Supervised learning is a type of machine learning where an algorithm is trained on labeled data, meaning that the data includes desired outputs or labels, and the goal is to learn a mapping between inputs and outputs.

In supervised learning, the training data consists of pairs of inputs (or features) and corresponding outputs. The algorithm learns to predict the output for a new input by analyzing the patterns in the existing data.

The key characteristics of supervised learning are:

1. **Labeled data**: The training data includes labeled examples, where each example is associated with an output or target variable.
2. **Learning from feedback**: The algorithm receives feedback (labels) on its predictions, allowing it to adjust and improve its performance over time.
3. **Goal-oriented**: The goal of supervised learning is to learn a specific mapping between inputs and outputs, often to perform a particular task or make a prediction.

Supervised learning can be further divided into two

In [None]:
# More complex async event streaming
async for event in qa_chain.astream_events("Which algorithms can be used there?", version="v2"):
    kind = event["event"]
    if kind == "on_chat_model_stream":
        print(event["data"]["chunk"].content, end="", flush=True)

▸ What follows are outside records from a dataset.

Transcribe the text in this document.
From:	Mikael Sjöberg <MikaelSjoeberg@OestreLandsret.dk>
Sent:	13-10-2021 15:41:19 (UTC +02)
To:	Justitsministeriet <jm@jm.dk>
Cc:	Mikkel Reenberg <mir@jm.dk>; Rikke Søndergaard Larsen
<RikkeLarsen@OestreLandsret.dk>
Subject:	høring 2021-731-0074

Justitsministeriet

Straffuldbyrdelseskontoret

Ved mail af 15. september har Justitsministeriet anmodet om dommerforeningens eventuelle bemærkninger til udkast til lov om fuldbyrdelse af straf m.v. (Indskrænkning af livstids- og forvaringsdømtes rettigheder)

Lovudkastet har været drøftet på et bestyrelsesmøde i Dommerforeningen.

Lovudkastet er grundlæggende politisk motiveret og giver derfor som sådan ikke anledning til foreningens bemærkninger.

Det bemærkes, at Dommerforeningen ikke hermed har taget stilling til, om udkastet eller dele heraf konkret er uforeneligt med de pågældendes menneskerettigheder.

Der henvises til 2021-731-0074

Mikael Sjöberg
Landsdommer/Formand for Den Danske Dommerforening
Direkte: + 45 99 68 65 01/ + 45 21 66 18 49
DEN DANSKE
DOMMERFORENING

Here is the rephrased follow-up question:

Which types of supervised learning algorithms are commonly applied to real-world problems such as image classification, sentiment analysis, and predictive modeling?Based on the provided text, the four types of supervised learning algorithms that are commonly applied to real-world problems such as image classification, sentiment analysis, and predictive modeling are:

1. Linear Regression
2. Polynomial Regression
3. Logistic Regression

These algorithms are mentioned in the following sentence:

8. What are the two most common supervised tasks?